El Barón dio la espalda al Conde, inclinando ligeramente la cabeza. Luego dijo:

—Es hora de dirigirse a la arena.

—Es cierto —dijo el Conde.

Abandonaron el cono de silencio y, lado a lado, avanzaron hacia el grupo de las Casas Menores al final de la sala. En algún lugar del castillo una campana dejó oír un lento repique… faltaban veinte minutos para el inicio de los juegos.

—Las Casas Menores esperan que las guieis —dijo el Conde, señalando con la cabeza la gente a la que se aproximaban.

Doble sentido… doble sentido, pensó el Barón.

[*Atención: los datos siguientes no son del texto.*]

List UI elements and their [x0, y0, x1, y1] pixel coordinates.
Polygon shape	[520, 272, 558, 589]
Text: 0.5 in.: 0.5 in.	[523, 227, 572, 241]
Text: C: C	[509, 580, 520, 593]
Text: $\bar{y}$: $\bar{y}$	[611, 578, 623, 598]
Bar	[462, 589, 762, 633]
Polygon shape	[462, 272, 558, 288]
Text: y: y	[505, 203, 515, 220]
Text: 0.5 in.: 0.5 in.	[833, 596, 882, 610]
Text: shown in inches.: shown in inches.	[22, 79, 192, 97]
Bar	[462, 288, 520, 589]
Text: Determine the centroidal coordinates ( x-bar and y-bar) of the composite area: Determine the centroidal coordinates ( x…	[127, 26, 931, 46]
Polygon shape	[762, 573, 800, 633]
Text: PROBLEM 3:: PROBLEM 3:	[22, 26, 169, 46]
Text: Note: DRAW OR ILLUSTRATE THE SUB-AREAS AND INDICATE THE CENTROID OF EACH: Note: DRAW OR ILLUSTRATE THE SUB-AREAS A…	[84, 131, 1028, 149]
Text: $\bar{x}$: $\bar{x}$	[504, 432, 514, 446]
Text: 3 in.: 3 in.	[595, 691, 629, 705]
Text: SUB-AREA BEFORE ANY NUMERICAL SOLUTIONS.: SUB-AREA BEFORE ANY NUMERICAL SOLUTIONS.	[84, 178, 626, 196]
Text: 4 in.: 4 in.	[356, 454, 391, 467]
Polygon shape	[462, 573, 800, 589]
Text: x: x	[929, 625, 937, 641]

Alzó la vista hacia los nuevos talismanes que flanqueaban la salida de aquella sala… la cabeza de toro montada sobre la placa de madera y el retrato al óleo del Viejo Duque Atreides, el padre del difunto Duque Leto. La vista de aquello llenó al Barón de una extraña premonición, y se preguntó qué pensamientos debían haber inspirado al Duque Leto cuando estaban colgados en las salas de Caladan y luego en las de Arrakis… la arrogante valentía del padre y la cabeza del toro que lo había matado.

—La humanidad… ahhh… tiene solamente una… hummm… ciencia —dijo el Conde mientras abandonaban el salón, precediendo al grupo que se arremolinaba a su alrededor, y emergían a la sala de espera, un lugar estrecho con altas ventanas y un suelo recubierto de baldosas blancas y púrpuras.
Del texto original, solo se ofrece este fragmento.